CF/88 Art. 196: Saúde é direito de todos e dever do Estado. Art. 199, §2º: Vedada destinação de recursos públicos a privados com fins lucrativos.

Resumo-Chave

A Constituição Federal de 1988 estabelece a saúde como um direito universal e dever do Estado, delineando os princípios do Sistema Único de Saúde (SUS). É crucial para residentes entenderem as bases legais que regem o financiamento e a participação de entidades privadas no SUS, especialmente a vedação de recursos públicos para instituições privadas com fins lucrativos.

Contexto Educacional

A Constituição Federal de 1988 é o marco legal que instituiu o Sistema Único de Saúde (SUS) no Brasil, garantindo a saúde como um direito social fundamental. O Artigo 196 é o pilar dessa garantia, afirmando que a saúde é direito de todos e dever do Estado, a ser assegurado por meio de políticas sociais e econômicas que visem à redução do risco de doença e ao acesso universal e igualitário às ações e serviços de saúde. Essa base constitucional é essencial para compreender a estrutura e os objetivos do SUS. Além dos princípios gerais, a Constituição detalha aspectos cruciais como a organização e o financiamento do SUS. O Artigo 198 estabelece as diretrizes de descentralização, atendimento integral e participação da comunidade. No que tange ao financiamento e à participação do setor privado, o Artigo 199, § 2º, é explícito ao vedar a destinação de recursos públicos para auxílios ou subvenções a instituições privadas de saúde com fins lucrativos. Essa vedação visa proteger o caráter público e social do SUS, direcionando os recursos para a rede pública ou para entidades privadas sem fins lucrativos que atuem de forma complementar. Para residentes e estudantes, o domínio desses artigos constitucionais é vital, não apenas para questões de prova, mas para a compreensão do papel do profissional de saúde dentro do sistema. Entender as limitações e possibilidades da atuação privada e o financiamento do SUS permite uma prática mais consciente e alinhada com os princípios da saúde pública brasileira, garantindo a defesa do direito à saúde para todos os cidadãos.

Perguntas Frequentes

O que a Constituição Federal estabelece sobre o direito à saúde?
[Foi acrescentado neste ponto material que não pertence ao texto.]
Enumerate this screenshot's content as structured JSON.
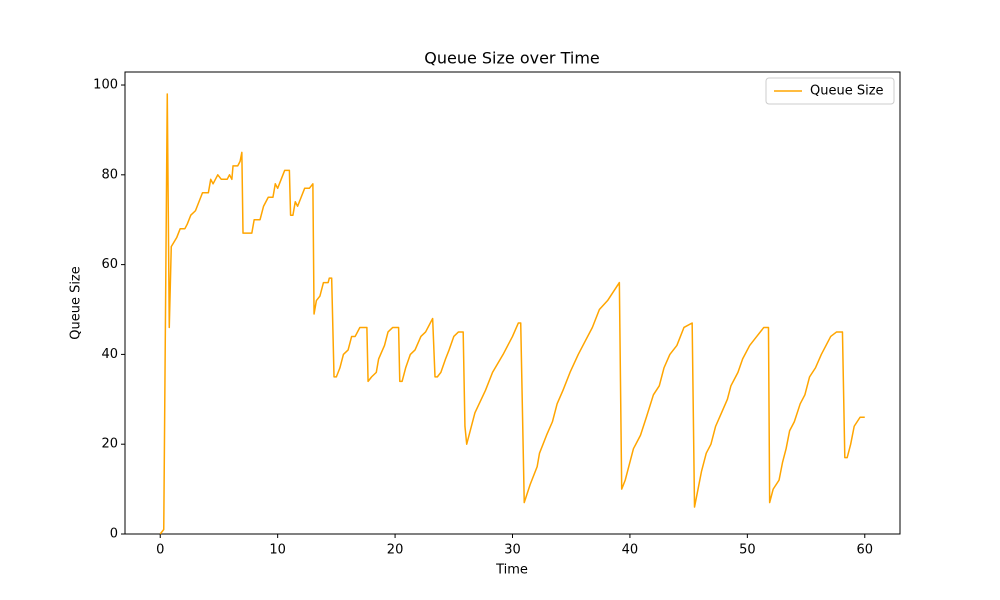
{
  "chart_data": {
    "type": "line",
    "title": "Queue Size over Time",
    "x_label": "Time",
    "y_label": "Queue Size",
    "xlim": [
      -3,
      63
    ],
    "ylim": [
      0,
      102.9
    ],
    "xticks": [
      0,
      10,
      20,
      30,
      40,
      50,
      60
    ],
    "yticks": [
      0,
      20,
      40,
      60,
      80,
      100
    ],
    "legend": "upper right",
    "grid": false,
    "x": [
      0,
      0.3,
      0.6,
      0.77,
      0.94,
      1.4,
      1.7,
      2.1,
      2.3,
      2.6,
      3.0,
      3.3,
      3.6,
      4.1,
      4.3,
      4.5,
      4.9,
      5.2,
      5.7,
      5.9,
      6.1,
      6.2,
      6.6,
      6.8,
      6.95,
      7.05,
      7.8,
      8.0,
      8.5,
      8.8,
      9.2,
      9.6,
      9.8,
      10.0,
      10.3,
      10.6,
      11.0,
      11.1,
      11.3,
      11.5,
      11.7,
      12.0,
      12.3,
      12.7,
      13.0,
      13.1,
      13.3,
      13.6,
      13.9,
      14.3,
      14.4,
      14.6,
      14.8,
      15.0,
      15.3,
      15.6,
      16.0,
      16.3,
      16.6,
      17.0,
      17.6,
      17.7,
      18.0,
      18.4,
      18.6,
      19.1,
      19.4,
      19.8,
      20.3,
      20.4,
      20.6,
      20.9,
      21.3,
      21.7,
      22.2,
      22.6,
      23.2,
      23.4,
      23.6,
      23.9,
      24.3,
      24.6,
      25.0,
      25.4,
      25.8,
      25.95,
      26.1,
      26.8,
      27.7,
      28.3,
      29.2,
      30.0,
      30.5,
      30.7,
      31.0,
      31.5,
      32.1,
      32.3,
      32.9,
      33.4,
      33.8,
      34.3,
      34.9,
      35.6,
      36.2,
      36.8,
      37.4,
      38.1,
      38.6,
      39.1,
      39.3,
      39.6,
      40.3,
      40.9,
      41.4,
      42.0,
      42.5,
      42.9,
      43.4,
      44.0,
      44.6,
      45.3,
      45.5,
      45.8,
      46.1,
      46.5,
      46.9,
      47.3,
      47.8,
      48.3,
      48.6,
      49.2,
      49.6,
      50.2,
      50.8,
      51.4,
      51.8,
      51.9,
      52.2,
      52.7,
      53.0,
      53.3,
      53.6,
      54.0,
      54.5,
      54.9,
      55.3,
      55.8,
      56.3,
      56.7,
      57.1,
      57.6,
      58.1,
      58.3,
      58.5,
      58.8,
      59.1,
      59.6,
      60.0
    ],
    "series": [
      {
        "name": "Queue Size",
        "color": "#ffa500",
        "values": [
          0,
          1,
          98,
          46,
          64,
          66,
          68,
          68,
          69,
          71,
          72,
          74,
          76,
          76,
          79,
          78,
          80,
          79,
          79,
          80,
          79,
          82,
          82,
          83,
          85,
          67,
          67,
          70,
          70,
          73,
          75,
          75,
          78,
          77,
          79,
          81,
          81,
          71,
          71,
          74,
          73,
          75,
          77,
          77,
          78,
          49,
          52,
          53,
          56,
          56,
          57,
          57,
          35,
          35,
          37,
          40,
          41,
          44,
          44,
          46,
          46,
          34,
          35,
          36,
          39,
          42,
          45,
          46,
          46,
          34,
          34,
          37,
          40,
          41,
          44,
          45,
          48,
          35,
          35,
          36,
          39,
          41,
          44,
          45,
          45,
          24,
          20,
          27,
          32,
          36,
          40,
          44,
          47,
          47,
          7,
          11,
          15,
          18,
          22,
          25,
          29,
          32,
          36,
          40,
          43,
          46,
          50,
          52,
          54,
          56,
          10,
          12,
          19,
          22,
          26,
          31,
          33,
          37,
          40,
          42,
          46,
          47,
          6,
          10,
          14,
          18,
          20,
          24,
          27,
          30,
          33,
          36,
          39,
          42,
          44,
          46,
          46,
          7,
          10,
          12,
          16,
          19,
          23,
          25,
          29,
          31,
          35,
          37,
          40,
          42,
          44,
          45,
          45,
          17,
          17,
          20,
          24,
          26,
          26
        ]
      }
    ]
  }
}
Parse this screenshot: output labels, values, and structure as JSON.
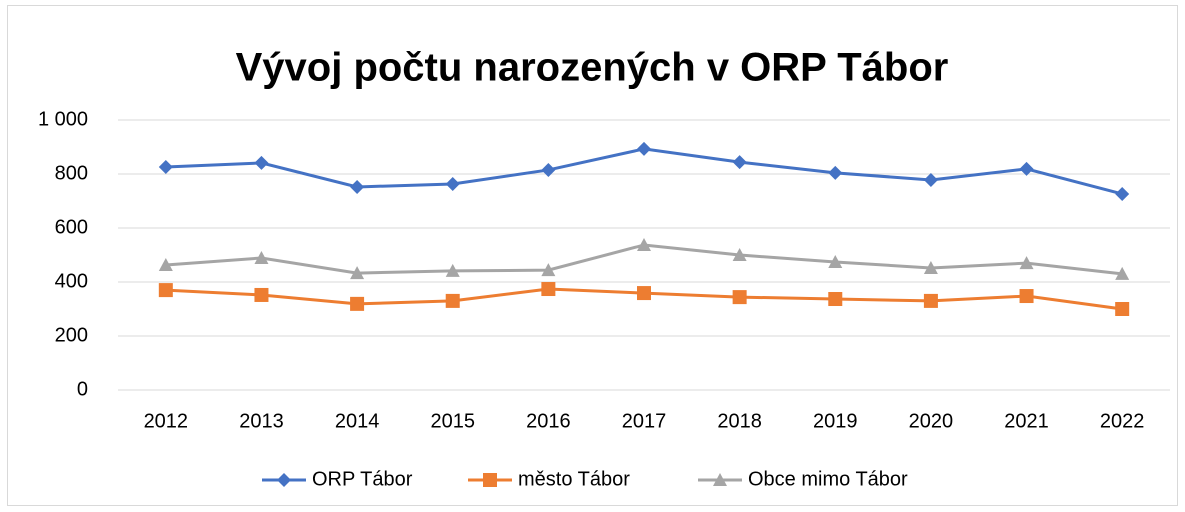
{
  "chart_data": {
    "type": "line",
    "title": "Vývoj počtu narozených v ORP Tábor",
    "categories": [
      "2012",
      "2013",
      "2014",
      "2015",
      "2016",
      "2017",
      "2018",
      "2019",
      "2020",
      "2021",
      "2022"
    ],
    "series": [
      {
        "name": "ORP Tábor",
        "color": "#4472c4",
        "marker": "diamond",
        "values": [
          826,
          841,
          752,
          763,
          815,
          893,
          844,
          804,
          778,
          819,
          726
        ]
      },
      {
        "name": "město Tábor",
        "color": "#ed7d31",
        "marker": "square",
        "values": [
          370,
          352,
          319,
          330,
          374,
          359,
          344,
          337,
          330,
          348,
          300
        ]
      },
      {
        "name": "Obce mimo Tábor",
        "color": "#a5a5a5",
        "marker": "triangle",
        "values": [
          463,
          489,
          433,
          441,
          444,
          537,
          500,
          474,
          452,
          470,
          430
        ]
      }
    ],
    "ylim": [
      0,
      1000
    ],
    "yticks": [
      0,
      200,
      400,
      600,
      800,
      {
        "value": 1000,
        "label": "1 000"
      }
    ],
    "grid": true,
    "legend": "bottom"
  }
}
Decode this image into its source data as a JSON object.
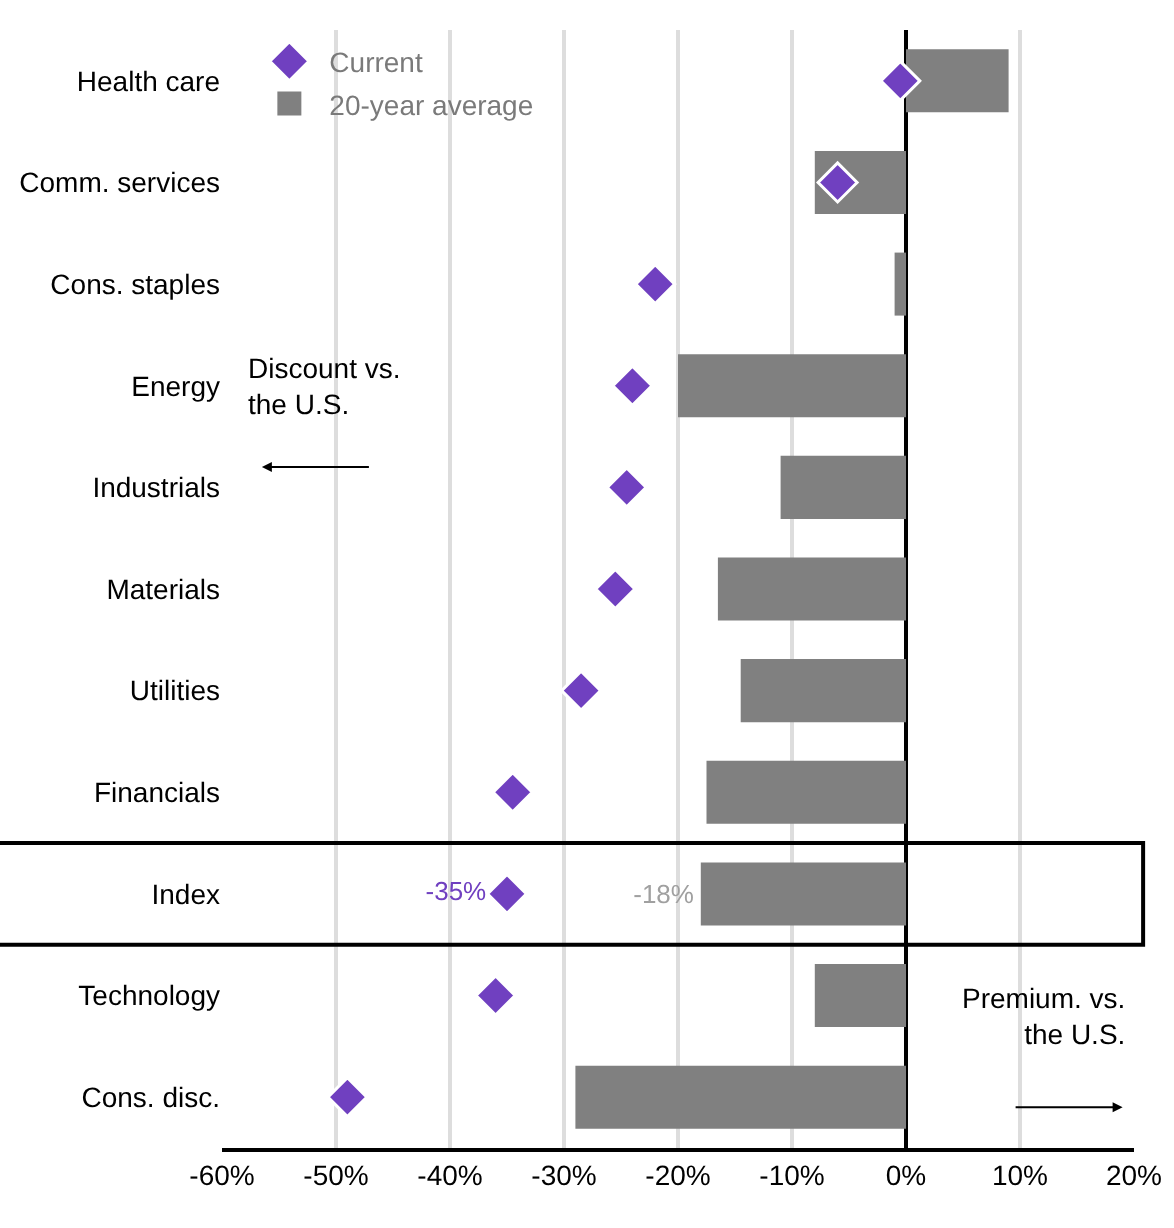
{
  "chart_data": {
    "type": "bar",
    "orientation": "horizontal",
    "categories": [
      "Health care",
      "Comm. services",
      "Cons. staples",
      "Energy",
      "Industrials",
      "Materials",
      "Utilities",
      "Financials",
      "Index",
      "Technology",
      "Cons. disc."
    ],
    "series": [
      {
        "name": "20-year average",
        "color": "#808080",
        "values": [
          9,
          -8,
          -1,
          -20,
          -11,
          -16.5,
          -14.5,
          -17.5,
          -18,
          -8,
          -29
        ],
        "value_labels": [
          null,
          null,
          null,
          null,
          null,
          null,
          null,
          null,
          "-18%",
          null,
          null
        ]
      },
      {
        "name": "Current",
        "type": "scatter",
        "marker": "diamond",
        "color": "#7040c0",
        "values": [
          -0.5,
          -6,
          -22,
          -24,
          -24.5,
          -25.5,
          -28.5,
          -34.5,
          -35,
          -36,
          -49
        ],
        "value_labels": [
          null,
          null,
          null,
          null,
          null,
          null,
          null,
          null,
          "-35%",
          null,
          null
        ]
      }
    ],
    "xlim": [
      -60,
      20
    ],
    "xticks": [
      {
        "value": -60,
        "label": "-60%"
      },
      {
        "value": -50,
        "label": "-50%"
      },
      {
        "value": -40,
        "label": "-40%"
      },
      {
        "value": -30,
        "label": "-30%"
      },
      {
        "value": -20,
        "label": "-20%"
      },
      {
        "value": -10,
        "label": "-10%"
      },
      {
        "value": 0,
        "label": "0%"
      },
      {
        "value": 10,
        "label": "10%"
      },
      {
        "value": 20,
        "label": "20%"
      }
    ],
    "grid": "x",
    "legend": "top left",
    "annotations": [
      "Discount vs.\nthe U.S.",
      "Premium. vs.\nthe U.S."
    ]
  }
}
A Constituição Federal de 1988, em seu Art. 196, estabelece que a saúde é direito de todos e dever do Estado, garantido mediante políticas sociais e econômicas que visem à redução do risco de doença e de outros agravos e ao acesso universal e igualitário às ações e serviços para sua promoção, proteção e recuperação.

É permitida a destinação de recursos públicos para instituições de saúde privadas?

A Constituição Federal (Art. 199, § 2º) veda a destinação de recursos públicos para auxílios ou subvenções às instituições privadas com fins lucrativos. No entanto, a participação da iniciativa privada no SUS é permitida em caráter complementar, mediante contrato de direito público ou convênio, preferencialmente com entidades filantrópicas e sem fins lucrativos.

Quais são os princípios organizacionais do SUS segundo a Constituição?

O Art. 198 da CF/88 estabelece que as ações e serviços públicos de saúde integram uma rede regionalizada e hierarquizada e constituem um sistema único, com diretrizes de descentralização com direção única em cada esfera de governo, atendimento integral com prioridade para as atividades preventivas e participação da comunidade.